La compensation des produits de base, un sujet de discorde
S’agissant des dépenses de compensation, le document souligne que selon le ministère des Finances, les dépenses ont augmenté de 51% au cours du premier trimestre 2022 par rapport à la même période de 2021. Toutefois, si la hausse des dépenses de compensation du carburant, qui accaparent 67% des dépenses globales de compensation, a été de 370% par rapport à la même période de 2021, l’enveloppe consacrée aux dépenses de consommation des produits de base a diminué de 53%. Elle ne dépasse pas 0.4 milliard de dinars, soit 19% des dépenses de compensation, ce qui explique les carences enregistrées dans ce domaine et les pénuries observées.
“D’après un rapport publié par le ministère des Finances en 2022, le budget de compensation a atteint, à la fin de l’année 2021, pour une année entière, 6 milliards de dinars, soit une augmentation de 34% par rapport à 2020 avec 4,5 milliards de dinars. Reléguée à la deuxième place, la compensation des produits de base a coûté 2,2 milliards, contre 2,4 milliards de dinars en 2020, soit une baisse de 8,9%. Ainsi, les produits de base n’ont bénéficié que de 36% du budget de la compensation, sachant que sa part était de 55% en 2015. La compensation du carburant a, depuis, occupé le premier rang, accaparant 55% du budget de compensation avec 3,3 milliards de dinars en 2021 contre 1,5 milliard de dinars en 2020, soit une augmentation de 120%”, explique le document.
Mais à ce niveau-là, il est important de souligner que depuis des années, la situation préoccupante des finances publiques suscite un grand débat sur la question de la compensation et la réalité des prix et les appels fusent de la part, notamment, des instances financières mondiales issues de Bretton Woods de remplacer la compensation des prix par des cash transferts directs à servir aux catégories vulnérables.

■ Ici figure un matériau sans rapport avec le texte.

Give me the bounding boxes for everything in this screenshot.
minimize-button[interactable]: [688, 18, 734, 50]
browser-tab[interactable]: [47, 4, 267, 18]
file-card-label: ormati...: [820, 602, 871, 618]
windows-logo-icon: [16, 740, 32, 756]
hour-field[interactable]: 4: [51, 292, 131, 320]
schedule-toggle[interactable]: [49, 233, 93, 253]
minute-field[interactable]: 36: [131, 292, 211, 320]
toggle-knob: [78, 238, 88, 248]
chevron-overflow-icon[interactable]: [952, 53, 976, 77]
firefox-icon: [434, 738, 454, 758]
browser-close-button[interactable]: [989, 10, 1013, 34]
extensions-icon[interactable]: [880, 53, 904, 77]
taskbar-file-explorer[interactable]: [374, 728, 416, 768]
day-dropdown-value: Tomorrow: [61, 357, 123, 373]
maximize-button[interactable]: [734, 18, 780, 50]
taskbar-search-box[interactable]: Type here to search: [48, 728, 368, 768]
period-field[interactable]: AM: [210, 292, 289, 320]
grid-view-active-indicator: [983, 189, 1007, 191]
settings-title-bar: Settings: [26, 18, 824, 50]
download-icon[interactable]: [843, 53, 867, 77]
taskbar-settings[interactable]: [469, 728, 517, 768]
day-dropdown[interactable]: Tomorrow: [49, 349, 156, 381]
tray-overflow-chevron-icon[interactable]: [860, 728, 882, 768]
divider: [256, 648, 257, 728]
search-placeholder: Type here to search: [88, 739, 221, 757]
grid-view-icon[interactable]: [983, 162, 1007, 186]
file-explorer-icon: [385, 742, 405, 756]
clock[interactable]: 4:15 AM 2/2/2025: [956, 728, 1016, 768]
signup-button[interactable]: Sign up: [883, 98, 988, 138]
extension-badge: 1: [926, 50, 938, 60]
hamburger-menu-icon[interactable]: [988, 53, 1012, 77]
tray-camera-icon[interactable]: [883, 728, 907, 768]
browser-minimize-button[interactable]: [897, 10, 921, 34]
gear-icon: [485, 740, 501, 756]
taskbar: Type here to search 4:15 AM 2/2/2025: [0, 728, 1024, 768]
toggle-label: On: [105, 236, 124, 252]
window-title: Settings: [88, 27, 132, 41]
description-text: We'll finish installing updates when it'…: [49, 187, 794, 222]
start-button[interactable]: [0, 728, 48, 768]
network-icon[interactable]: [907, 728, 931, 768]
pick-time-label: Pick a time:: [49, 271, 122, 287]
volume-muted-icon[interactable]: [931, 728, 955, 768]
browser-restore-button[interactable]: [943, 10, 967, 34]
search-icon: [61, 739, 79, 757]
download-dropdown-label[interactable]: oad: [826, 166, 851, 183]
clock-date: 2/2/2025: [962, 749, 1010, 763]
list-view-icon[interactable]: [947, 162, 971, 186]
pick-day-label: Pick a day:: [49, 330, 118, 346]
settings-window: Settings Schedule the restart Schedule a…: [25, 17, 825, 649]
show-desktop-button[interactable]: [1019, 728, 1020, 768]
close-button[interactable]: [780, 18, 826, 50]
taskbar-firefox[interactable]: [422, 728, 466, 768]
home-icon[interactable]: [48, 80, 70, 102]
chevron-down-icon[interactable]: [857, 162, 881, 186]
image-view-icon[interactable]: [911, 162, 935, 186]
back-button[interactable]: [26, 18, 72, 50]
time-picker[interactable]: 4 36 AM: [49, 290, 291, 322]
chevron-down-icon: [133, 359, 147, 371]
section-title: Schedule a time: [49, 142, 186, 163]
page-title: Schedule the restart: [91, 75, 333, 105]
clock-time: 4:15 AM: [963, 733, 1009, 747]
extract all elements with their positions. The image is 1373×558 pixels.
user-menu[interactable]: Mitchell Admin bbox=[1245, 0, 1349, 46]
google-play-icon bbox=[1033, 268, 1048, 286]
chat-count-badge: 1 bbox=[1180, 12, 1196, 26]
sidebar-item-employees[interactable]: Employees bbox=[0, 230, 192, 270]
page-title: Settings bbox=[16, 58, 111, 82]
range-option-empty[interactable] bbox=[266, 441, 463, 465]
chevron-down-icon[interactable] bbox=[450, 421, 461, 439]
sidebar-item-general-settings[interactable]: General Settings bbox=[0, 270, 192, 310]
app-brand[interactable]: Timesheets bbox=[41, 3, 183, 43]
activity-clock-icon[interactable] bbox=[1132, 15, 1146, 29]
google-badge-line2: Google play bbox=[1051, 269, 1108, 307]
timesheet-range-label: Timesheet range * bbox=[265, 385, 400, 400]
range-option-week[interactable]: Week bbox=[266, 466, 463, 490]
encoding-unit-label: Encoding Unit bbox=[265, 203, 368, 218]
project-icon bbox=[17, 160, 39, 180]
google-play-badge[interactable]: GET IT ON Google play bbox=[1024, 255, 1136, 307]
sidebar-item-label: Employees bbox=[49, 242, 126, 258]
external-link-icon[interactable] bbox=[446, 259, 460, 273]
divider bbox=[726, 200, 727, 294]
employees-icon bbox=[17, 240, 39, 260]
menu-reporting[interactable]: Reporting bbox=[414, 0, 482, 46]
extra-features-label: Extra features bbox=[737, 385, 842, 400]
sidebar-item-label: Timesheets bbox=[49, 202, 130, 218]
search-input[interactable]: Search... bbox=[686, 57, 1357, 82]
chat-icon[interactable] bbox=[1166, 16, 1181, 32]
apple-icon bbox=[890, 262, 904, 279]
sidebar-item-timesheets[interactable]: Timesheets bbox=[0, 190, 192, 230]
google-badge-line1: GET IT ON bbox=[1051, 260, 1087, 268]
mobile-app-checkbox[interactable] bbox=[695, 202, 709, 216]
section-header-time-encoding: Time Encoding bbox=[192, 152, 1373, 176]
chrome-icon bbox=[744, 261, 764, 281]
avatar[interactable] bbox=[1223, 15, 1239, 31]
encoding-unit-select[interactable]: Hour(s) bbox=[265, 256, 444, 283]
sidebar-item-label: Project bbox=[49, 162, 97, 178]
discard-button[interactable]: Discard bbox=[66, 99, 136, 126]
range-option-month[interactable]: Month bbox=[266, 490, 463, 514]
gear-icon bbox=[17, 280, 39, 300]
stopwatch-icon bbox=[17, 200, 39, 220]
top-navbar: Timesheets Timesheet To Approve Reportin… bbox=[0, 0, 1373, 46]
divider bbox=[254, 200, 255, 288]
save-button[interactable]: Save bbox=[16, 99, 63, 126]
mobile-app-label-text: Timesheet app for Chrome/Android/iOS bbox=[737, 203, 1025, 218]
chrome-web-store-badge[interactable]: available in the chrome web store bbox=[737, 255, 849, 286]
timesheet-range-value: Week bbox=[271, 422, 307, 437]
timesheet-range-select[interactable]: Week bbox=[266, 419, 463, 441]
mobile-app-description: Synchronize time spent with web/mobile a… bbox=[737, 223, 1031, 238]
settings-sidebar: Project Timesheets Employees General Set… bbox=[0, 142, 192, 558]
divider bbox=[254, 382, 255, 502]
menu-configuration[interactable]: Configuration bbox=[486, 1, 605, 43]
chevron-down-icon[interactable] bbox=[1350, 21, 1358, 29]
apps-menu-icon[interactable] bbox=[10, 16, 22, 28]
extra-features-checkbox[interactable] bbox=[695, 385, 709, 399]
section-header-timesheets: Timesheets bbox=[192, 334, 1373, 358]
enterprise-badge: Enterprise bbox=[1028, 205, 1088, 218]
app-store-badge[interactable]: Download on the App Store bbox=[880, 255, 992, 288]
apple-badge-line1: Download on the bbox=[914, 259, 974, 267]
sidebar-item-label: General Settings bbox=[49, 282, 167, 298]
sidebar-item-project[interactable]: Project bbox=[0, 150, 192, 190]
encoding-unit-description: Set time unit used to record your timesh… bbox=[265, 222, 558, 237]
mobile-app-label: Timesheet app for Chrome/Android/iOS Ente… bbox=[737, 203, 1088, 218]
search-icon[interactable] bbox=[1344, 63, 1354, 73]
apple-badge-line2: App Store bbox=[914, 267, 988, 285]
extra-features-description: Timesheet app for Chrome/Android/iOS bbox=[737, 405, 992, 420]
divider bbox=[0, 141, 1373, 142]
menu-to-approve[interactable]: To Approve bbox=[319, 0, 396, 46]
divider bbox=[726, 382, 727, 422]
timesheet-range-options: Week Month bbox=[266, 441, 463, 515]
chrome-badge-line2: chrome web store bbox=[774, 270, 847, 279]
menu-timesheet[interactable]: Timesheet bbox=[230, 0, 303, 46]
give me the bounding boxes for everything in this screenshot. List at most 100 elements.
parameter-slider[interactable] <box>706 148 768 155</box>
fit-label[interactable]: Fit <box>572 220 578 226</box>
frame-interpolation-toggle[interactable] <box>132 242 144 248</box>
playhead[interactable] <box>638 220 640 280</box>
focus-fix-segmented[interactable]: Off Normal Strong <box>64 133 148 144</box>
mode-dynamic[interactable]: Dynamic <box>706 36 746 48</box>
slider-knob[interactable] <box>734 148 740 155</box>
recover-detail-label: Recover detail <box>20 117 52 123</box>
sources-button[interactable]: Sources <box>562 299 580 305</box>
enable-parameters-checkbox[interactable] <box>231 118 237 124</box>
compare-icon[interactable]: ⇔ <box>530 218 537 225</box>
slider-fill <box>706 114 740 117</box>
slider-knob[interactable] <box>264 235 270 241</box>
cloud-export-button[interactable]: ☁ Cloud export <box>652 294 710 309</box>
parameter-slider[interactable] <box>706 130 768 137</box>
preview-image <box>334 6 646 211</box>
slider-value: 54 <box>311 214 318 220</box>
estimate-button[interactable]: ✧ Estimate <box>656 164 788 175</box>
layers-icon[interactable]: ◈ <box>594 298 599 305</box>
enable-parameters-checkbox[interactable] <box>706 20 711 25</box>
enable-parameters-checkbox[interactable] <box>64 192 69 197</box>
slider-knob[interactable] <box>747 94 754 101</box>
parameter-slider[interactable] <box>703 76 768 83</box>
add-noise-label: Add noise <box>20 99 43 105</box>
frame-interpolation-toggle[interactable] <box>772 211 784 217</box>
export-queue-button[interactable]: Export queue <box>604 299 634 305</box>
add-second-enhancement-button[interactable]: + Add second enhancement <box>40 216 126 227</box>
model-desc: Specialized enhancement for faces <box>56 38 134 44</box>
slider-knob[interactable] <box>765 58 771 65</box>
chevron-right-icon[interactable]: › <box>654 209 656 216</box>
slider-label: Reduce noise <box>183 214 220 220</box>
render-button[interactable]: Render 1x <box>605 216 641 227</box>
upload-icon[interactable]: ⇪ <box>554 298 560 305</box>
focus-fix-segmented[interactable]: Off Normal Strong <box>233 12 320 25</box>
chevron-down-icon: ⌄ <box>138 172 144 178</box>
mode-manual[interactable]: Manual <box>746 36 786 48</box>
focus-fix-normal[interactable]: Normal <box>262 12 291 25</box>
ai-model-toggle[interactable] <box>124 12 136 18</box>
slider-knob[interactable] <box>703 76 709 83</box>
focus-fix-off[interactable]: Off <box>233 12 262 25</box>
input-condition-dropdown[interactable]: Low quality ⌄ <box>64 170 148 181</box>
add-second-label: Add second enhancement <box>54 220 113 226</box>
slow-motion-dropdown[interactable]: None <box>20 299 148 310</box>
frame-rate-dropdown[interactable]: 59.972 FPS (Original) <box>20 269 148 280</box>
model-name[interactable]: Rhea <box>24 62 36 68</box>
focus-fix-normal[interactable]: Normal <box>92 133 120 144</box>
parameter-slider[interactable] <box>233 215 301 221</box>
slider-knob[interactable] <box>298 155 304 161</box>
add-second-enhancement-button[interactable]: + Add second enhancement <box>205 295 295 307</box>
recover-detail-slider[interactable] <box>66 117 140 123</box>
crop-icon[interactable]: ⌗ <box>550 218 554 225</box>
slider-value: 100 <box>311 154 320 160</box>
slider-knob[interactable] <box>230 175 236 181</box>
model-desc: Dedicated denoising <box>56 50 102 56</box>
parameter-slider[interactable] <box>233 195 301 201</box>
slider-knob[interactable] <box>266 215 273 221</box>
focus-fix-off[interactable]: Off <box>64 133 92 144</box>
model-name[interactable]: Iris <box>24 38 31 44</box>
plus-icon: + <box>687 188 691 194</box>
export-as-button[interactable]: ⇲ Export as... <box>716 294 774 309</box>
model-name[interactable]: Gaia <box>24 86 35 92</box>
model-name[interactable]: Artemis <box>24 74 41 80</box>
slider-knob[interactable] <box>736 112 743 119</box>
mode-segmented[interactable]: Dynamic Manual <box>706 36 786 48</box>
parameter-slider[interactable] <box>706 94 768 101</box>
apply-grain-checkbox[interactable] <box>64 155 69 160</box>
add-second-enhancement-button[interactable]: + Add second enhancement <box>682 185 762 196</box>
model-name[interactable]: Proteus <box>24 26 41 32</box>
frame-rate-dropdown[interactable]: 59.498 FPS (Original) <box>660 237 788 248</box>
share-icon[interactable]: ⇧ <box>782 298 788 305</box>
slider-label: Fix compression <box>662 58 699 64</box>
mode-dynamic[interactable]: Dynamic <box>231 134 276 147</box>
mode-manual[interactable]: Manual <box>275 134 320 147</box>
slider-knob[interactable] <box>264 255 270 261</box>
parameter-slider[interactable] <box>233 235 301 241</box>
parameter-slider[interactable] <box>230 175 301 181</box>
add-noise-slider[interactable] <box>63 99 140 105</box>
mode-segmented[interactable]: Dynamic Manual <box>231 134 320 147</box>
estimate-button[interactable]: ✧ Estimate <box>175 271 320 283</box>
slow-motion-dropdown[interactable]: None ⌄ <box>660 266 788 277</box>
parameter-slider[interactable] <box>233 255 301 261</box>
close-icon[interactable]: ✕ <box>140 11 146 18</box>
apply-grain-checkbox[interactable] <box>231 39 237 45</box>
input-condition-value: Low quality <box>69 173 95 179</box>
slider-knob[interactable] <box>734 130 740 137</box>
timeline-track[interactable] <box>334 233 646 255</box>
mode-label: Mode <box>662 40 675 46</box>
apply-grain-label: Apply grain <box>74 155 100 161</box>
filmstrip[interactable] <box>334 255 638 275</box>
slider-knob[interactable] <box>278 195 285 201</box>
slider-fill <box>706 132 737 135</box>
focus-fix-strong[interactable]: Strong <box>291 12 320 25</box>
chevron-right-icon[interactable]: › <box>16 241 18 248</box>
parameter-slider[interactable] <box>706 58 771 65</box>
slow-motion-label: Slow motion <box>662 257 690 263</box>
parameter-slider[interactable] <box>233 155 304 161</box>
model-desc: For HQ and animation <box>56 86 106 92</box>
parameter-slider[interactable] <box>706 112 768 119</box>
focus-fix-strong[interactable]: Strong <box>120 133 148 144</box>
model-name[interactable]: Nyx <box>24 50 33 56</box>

De l’autre côté, des voix s’opposent à la levée de la compensation de peur de voir se dégrader davantage le pouvoir d’achat des classes sociales pauvres et moyennes.
“Le sujet divise et nécessite un débat de société auquel devraient prendre part toutes les parties prenantes pour aboutir à un minimum de consensus absolument nécessaire pour mener une réforme de fond dans ce domaine, comme dans tant d’autres. Mais dans l’état actuel de la situation politique où la concertation entre les acteurs n’est pas de mise, le pays vit dans une inertie totale dont l’issue est totalement imprévisible. A ce sujet, il faut, particulièrement, insister, par ailleurs, sur les conséquences plus lourdes de l’envolée des prix à la consommation des denrées alimentaires, sur les catégories les plus défavorisées, en raison de la part prépondérante de la rubrique alimentation dans leur budget”, souligne le document.